Sunday 24 March 2019

Estimating Census Area income using open data and Alteryx Part I: Influencing variables and Correlation VS Random Forest

Hello and welcome to Open Citizen Data Scientist!

Today we will see possible ways to estimate which parts of a city are relatively better or worse off than average by using the census variables we gathered in our previous post along with available income open data on a city basis.





First of all, let's download the tax open data from here: http://www1.finanze.gov.it/finanze3/analisi_stat/index.php?opendata=yes
What we are looking for is "2017 a.i. 2016 / IRPEF / Persone fisiche / Tutte le tipologie di contribuenti", which will give us tax data on a city basis.

Let's load the file in Alteryx and select the columns we need, in this case we'll just take the following variables:


- Codice ISTAT Comune is the city code, which we'll need to link with the Census varibles.
- Denominazione Comune is the City name
- Sigla Provincia is the city's Province
- Regione is the City's Region
- Reddito imponibile - Frequenza is the amount of tax payers actually paying income
- Reddito imponibile - Ammontare in euro is the total amount of taxable income

Note that this is not what people is actually earning but only the taxable part. While not a perfect representation of income, this is still useful enough as people below the taxable threshold are mostly not earning enough for any meaningful living, which means they are usually dependent on someone else.

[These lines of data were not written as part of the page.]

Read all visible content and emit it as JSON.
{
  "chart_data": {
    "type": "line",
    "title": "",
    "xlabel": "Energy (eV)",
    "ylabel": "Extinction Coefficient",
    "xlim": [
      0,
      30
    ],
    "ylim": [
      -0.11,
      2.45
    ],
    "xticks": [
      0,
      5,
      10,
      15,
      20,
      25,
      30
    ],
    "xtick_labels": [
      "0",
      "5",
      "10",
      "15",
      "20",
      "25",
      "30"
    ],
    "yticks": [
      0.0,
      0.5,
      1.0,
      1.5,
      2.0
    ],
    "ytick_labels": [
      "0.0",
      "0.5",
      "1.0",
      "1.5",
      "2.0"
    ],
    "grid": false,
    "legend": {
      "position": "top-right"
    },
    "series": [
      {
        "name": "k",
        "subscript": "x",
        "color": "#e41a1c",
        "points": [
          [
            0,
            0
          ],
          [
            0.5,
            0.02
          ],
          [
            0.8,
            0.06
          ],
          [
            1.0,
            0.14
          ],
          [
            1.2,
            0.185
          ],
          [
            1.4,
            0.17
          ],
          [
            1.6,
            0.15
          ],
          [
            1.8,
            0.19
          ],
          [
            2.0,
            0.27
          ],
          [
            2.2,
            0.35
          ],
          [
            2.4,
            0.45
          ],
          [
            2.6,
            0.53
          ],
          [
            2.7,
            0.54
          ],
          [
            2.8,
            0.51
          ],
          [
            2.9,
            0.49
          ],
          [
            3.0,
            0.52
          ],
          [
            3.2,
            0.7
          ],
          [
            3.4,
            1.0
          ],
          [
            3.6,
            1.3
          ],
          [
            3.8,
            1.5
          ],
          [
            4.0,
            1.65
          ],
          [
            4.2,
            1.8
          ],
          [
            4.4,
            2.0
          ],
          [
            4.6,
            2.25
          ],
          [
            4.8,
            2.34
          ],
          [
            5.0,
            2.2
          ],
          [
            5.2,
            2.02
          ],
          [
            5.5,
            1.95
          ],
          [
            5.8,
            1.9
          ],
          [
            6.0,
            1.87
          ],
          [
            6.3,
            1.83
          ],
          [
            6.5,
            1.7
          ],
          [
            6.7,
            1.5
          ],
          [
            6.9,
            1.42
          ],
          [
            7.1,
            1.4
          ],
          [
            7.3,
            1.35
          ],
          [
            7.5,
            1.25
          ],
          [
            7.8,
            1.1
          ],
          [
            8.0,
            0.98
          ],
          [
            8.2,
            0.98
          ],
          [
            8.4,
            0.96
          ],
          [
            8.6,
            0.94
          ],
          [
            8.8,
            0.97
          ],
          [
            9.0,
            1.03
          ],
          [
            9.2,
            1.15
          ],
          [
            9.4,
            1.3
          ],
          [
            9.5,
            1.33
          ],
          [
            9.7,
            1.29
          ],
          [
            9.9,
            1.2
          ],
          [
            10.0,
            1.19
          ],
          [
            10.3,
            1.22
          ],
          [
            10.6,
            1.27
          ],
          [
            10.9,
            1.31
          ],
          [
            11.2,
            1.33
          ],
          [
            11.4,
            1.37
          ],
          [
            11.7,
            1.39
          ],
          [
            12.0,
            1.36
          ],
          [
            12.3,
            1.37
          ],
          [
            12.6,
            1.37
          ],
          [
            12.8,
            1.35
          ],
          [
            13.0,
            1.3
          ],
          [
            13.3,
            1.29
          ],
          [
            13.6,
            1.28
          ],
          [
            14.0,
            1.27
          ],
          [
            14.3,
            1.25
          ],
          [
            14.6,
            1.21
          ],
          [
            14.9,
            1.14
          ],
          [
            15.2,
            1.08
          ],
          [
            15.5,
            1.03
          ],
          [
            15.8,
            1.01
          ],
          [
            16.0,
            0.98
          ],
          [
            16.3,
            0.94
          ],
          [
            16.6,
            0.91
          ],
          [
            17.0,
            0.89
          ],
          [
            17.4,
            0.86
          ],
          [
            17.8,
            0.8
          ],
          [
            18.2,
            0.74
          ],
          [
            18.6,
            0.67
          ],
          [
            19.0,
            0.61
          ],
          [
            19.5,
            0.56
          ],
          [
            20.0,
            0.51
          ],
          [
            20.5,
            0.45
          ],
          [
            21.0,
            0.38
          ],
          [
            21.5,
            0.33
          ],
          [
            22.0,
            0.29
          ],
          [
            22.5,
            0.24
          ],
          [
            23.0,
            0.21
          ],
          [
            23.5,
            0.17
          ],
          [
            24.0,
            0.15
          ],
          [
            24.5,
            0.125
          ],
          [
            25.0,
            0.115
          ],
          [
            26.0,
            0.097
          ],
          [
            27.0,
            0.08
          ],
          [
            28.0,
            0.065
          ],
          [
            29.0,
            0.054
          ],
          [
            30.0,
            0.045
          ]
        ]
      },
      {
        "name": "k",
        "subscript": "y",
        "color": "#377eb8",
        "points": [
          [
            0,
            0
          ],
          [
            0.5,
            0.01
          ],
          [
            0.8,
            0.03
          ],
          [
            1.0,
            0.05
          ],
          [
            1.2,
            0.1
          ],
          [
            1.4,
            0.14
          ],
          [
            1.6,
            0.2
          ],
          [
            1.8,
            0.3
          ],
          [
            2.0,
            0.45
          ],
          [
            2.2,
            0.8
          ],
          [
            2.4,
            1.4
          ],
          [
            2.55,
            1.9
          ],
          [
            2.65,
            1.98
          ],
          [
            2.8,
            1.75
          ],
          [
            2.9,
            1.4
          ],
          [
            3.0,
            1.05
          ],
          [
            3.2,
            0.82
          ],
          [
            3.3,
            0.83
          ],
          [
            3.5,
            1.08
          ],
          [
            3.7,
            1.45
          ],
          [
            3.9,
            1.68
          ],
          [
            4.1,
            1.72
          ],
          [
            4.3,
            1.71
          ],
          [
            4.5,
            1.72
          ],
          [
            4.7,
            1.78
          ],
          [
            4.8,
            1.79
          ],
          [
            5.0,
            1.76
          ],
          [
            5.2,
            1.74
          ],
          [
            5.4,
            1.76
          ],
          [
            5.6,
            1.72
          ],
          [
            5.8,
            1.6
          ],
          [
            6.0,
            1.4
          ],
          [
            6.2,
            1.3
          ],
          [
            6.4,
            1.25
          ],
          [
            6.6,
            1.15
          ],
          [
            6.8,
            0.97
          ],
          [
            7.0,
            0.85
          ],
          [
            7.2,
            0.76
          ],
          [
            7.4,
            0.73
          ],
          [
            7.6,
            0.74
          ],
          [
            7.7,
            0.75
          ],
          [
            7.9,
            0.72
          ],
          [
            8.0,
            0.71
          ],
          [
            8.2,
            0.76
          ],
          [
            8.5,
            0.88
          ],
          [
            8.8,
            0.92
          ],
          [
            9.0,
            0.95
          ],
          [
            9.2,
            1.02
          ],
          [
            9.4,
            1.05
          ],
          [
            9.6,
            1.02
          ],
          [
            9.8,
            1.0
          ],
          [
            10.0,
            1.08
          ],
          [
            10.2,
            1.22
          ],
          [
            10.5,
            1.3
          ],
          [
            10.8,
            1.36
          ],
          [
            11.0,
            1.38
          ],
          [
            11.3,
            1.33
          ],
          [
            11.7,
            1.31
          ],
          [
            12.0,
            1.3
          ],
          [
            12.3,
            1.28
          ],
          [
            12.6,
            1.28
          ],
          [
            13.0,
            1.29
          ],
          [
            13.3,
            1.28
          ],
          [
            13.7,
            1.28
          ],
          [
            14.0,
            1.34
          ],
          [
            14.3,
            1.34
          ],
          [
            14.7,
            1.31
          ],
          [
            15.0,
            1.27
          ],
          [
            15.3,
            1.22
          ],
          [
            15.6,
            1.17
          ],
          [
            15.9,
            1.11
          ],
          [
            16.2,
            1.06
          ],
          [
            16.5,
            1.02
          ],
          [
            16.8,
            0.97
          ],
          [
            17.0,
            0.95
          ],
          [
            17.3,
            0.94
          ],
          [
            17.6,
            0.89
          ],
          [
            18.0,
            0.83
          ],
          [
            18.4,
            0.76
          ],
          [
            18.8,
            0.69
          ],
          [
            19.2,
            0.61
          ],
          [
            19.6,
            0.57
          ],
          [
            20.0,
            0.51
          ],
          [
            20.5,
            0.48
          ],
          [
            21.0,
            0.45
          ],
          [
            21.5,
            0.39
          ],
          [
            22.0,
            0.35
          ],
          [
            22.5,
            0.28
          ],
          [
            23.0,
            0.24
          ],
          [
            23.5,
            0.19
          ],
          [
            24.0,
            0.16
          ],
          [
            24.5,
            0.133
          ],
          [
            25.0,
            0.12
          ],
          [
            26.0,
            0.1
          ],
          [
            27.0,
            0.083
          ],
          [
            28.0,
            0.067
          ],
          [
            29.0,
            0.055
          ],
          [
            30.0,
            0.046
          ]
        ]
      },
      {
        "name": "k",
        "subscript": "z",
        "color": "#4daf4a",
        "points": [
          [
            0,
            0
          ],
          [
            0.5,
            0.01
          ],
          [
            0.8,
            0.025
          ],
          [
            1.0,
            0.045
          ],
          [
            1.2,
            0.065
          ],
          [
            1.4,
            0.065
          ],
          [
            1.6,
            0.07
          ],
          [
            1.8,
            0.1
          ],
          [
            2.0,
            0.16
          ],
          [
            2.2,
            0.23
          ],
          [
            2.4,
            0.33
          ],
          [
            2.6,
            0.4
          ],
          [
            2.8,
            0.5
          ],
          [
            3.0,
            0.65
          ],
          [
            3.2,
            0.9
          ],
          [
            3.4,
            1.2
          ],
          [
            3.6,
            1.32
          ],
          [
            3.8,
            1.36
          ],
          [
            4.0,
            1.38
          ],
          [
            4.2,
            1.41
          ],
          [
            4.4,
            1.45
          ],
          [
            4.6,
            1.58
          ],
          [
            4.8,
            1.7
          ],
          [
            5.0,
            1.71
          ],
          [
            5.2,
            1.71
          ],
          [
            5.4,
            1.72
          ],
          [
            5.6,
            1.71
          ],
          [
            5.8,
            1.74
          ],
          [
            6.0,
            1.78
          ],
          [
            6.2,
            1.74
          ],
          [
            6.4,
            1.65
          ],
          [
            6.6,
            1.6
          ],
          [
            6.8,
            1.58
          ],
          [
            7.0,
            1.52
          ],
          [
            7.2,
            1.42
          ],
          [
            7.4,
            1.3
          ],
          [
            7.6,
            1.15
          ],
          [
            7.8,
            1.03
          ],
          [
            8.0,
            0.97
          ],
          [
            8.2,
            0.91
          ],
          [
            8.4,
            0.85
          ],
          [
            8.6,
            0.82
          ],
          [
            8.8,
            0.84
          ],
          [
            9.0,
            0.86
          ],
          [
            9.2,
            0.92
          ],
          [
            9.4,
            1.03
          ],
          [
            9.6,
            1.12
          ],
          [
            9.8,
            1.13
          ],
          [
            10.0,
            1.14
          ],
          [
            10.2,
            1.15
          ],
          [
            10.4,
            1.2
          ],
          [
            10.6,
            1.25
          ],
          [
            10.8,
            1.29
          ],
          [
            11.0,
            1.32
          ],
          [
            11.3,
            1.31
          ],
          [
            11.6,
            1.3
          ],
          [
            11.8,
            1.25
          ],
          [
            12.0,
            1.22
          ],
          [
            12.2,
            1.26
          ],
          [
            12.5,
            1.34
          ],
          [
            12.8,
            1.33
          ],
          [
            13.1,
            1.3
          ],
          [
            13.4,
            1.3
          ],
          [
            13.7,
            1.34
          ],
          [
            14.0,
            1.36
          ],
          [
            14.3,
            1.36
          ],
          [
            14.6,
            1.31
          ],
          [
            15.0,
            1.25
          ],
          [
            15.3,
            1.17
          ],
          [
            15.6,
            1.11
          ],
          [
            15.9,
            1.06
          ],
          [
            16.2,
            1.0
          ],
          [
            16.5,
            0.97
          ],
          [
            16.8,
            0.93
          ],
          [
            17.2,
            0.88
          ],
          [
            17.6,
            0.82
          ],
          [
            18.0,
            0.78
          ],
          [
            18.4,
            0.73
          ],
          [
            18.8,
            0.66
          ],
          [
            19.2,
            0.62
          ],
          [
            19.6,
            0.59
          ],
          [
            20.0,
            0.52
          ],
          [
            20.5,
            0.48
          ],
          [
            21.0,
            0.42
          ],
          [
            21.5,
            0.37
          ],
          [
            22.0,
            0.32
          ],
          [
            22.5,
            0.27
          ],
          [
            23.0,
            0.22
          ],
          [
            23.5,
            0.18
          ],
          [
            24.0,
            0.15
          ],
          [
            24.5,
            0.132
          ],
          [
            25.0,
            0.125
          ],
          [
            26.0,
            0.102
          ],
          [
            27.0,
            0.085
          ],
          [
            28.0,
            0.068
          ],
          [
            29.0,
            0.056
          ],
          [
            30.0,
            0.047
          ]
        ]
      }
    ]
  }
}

As a first cautionary note, this exercise is not meant to be an accurate representation of income for every area, just a relative estimate of what variables could indicate a certain area having a higher or lower income than average so if you happen to live in one of the analized areas don't assume to be able to use the resulting number to know how much people around you are actually earning!

Another cautionary note is that we're looking at income from 2016, while the census data is from 2011, meaning that there will be cities without census data, which will be ignored for this article's purpose.

We'll now simply estimate average income by dividing the total taxable income by the number of tax payers. Let's also sort it and see which cities are better off in average:


Some might have been expecting higher numbers or other cities on top, but remember this is just taxable income (missing at least 8000€ per person as income below that amount is not taxed, plus other exemptions I suppose) and not total income or wealth.

How do we link this data with the Census in a meaningful way?

We'll try two ways, the first one is checking deviation from average, while the second one will be using machine learning to estimate.

First of all, let's take our census data and average it by city:


Now that we have the averaged census values by city, we can do a simple correlation analysis between those and the average income via the Pearson correlation tool, from which we will take the 20 strongest variables, sorted by absolute value:


Looks like we have some decent correlations, although of course not all are useable as some are extremely correlated to each other (for example, maschi analfabeti is the number or illiterate males, which is a subdivision of analfabeti or illiterate people in general). Still, we have enough to pick some interesting variables.

Next, we will join the census areas with the average values and calculate the ratios for some variables:


To calculate the income estimate we'll multiply the value by (1+ratio) where the correlation is positive and divide for the ones where it's negative.
Let's try with what happens with a few variables:


This is a first example of estimate, might be a little pessimistic as we put more negative correlation than positive but at least one district is quite a bit above average, so it might be possible that income is actually highly concentrated.

As you can see, the distribution is quite irregular and the extreme variations are likely because of the low number of variables and the very rough chosen method (which is better for far simpler distributions).
How would a more robust algorithm fare?

Let's try a Random Forest:

As setting, we'll use 500 trees, 90% of the records available for each tree and a minimum leaf size of 100 to lessen overfitting risk, using all census variables:


Definitely less extreme as variation, although how realistic is to be seen.